Fact Sheet

Illinois Regulatory Requirements for Management of Fluorescent, High-Intensity Discharge Lamps

Illinois House Bill (HB) 2164 moved toward becoming law on August 19, 1997, exempting just householders. This law assigns fluorescent and high power release (HID) lights as a complete waste a category of hazardous wastes, because of their mercury content. This designation dramatically changed your legal management practices for these lamps. Most notably, as universal waste lamps, they no longer must be disposed of in hazardous waste landfills as long as they are properly recycled or pass the TCLP test.
The universal waste classification allows the lamps to be handled with limited paperwork and licensing. While they may not be disposed of in municipal landfills or incinerators in Illinois unless they pass TCLP examination, they are easier to process to a recycler for demolition.
HB 2164 required the Illinois Environmental Protection Agency to submit updates to Title 35, Part 733 of the Illinois Administrative Code for the board of lights. The adjustments to these directions, which are frequently called the Universal Waste Regulations, were declared as last on April 2, 1998.
Under the controls, lights which are naturally dangerous due to mercury content turn into a universal waste when they are removed from service. i.e., when a spent lamp is removed from a fixture. The regulations identify “roles” in the following management of the lights and standards applicable to these roles. You, as the building proprietor or occupant, will be engaged with at least one of these jobs, as clarified beneath.

WHAT IS/ARE YOUR ROLE (S) IN THE LAMP MANAGEMENT PROCESS?

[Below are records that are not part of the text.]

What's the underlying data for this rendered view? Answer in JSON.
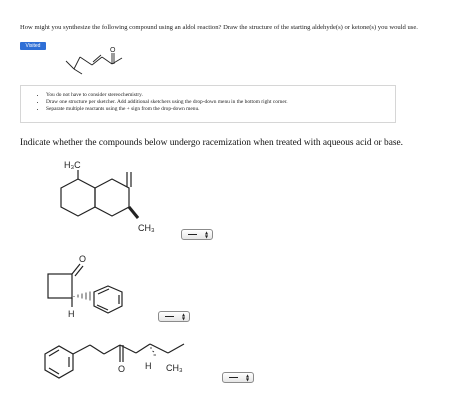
{
  "question": "How might you synthesize the following compound using an aldol reaction? Draw the structure of the starting aldehyde(s) or ketone(s) you would use.",
  "badge": "Visited",
  "instructions": [
    "You do not have to consider stereochemistry.",
    "Draw one structure per sketcher. Add additional sketchers using the drop-down menu in the bottom right corner.",
    "Separate multiple reactants using the + sign from the drop-down menu."
  ],
  "prompt": "Indicate whether the compounds below undergo racemization when treated with aqueous acid or base.",
  "molecules": {
    "top_atom": "O",
    "m1": {
      "h3c": "H₃C",
      "ch3": "CH₃"
    },
    "m2": {
      "o": "O",
      "h": "H"
    },
    "m3": {
      "o": "O",
      "h": "H",
      "ch3": "CH₃"
    }
  },
  "dropdowns": [
    {
      "id": "racemization-select-1",
      "value": "--"
    },
    {
      "id": "racemization-select-2",
      "value": "--"
    },
    {
      "id": "racemization-select-3",
      "value": "--"
    }
  ]
}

The directions recognise generators, handlers (little and colossal amount), transporters, and goal facilities. Which caps you wear relies upon what association you have in the lamp management process. If you remove the lamps, you are also a handler, either a small or large quantity handler. If you subsequently transport the material off-site, then you are also considered a transporter.It is impossible that building proprietors or inhabitants would be a destination facility, except if you enter the lamp recycling business. Building the managing authorities or a contractual worker that re-lamp or remove lights from a building also takes on roles in this procedure. An outside organization that remove lights is a handler. If the company transports the lamps off-site, they are a transporter.

REGULATORY REQUIREMENTS

Anyway, what do you have to do as a generator, handler, or potentially transporter? Luckily, the universal waste designation is proposed to limit your normal prerequisites. As noted, you can no longer dispose of spent lamps in municipal landfills or incinerators in Illinois, regardless of the number of lights you produce. The regulatory requirements for adequately managing the bulbs to a recycler are briefly summarised below.

Generators

Generators don’t have specific administrative prerequisites per the Universal Waste Regulations. Be that as it may, generators may likewise be handlers as portrayed previously. Moreover, and all the more essential, generators, at last, have an obligation regarding guaranteeing their lights are legitimately managed/destroyed — Ie Cradle to grave responsibility.

Handlers

Universal waste handlers must:

  • Handle lights in a way that counteracts discharges (breakage).
  • Put solid lights in compartments that limit breakage and put broken lights in bundling that counteracts mercury vapour discharges.
  • Immediately contain any releases and manage released material as hazardous waste unless it is determined not to be dangerous.
  • Mark all lamp containers.
  • Only ship the lamps to another common waste handling facility or a comprehensive waste destination facility such as Chicago lamp recycling, Inc.
  • If the facility is a significant amount handler, notify the Illinois Environmental Protection Agency (IEPA) of the handling activity and obtain a USEPA Identification Number.

Handlers are permitted to crush lights just on the generator’s site for volume decrease. There are prerequisites for the kind of squashing gear, surrounding air mercury focuses in the devastating region, preparing of the workforce engaged with the devastating, and quarterly reports to the IEPA on the devastating movement. The control forbids handlers from social event lights from different generator destinations and pulverizing them at a focal area. i.e. Lights must be squashed at the site from which they were produced (expelled from the installation).

Transporters

Transporters must transport the lights just to a complete waste taking care of office or a general waste goal office, for example, chicago lamp recycling, Inc. Transporters are permitted to pound lights for volume decrease under similar confinements noted for handlers, i.e. just on the generator site.

Destination Facilities

The goal office must render every unsafe part of the lamps into straightforwardly re-useable items. For instance, a procedure that substantially isolates the light components into end tops, glass, and mercury-containing phosphor powder isn’t reusing. The Chicago lamp recycling, Inc. office joins a refining procedure to expel the mercury from the phosphor powder so it may be sold straightforwardly to a mercury producer for use in new mercury-containing gadgets.

Chicago lamp recycling, Inc. is a cutting-edge light reusing office utilizing Swedish produced gear. This office meets or surpasses every single administrative necessity. We have worked intimately with the IEPA, to guarantee our office not just conforms to the letter of the directions, yet also with IEPA’s expectation and vision of a reusing program. Our efforts have been instrumental in helping the IEPA define their spent mercury-containing lamp management policy.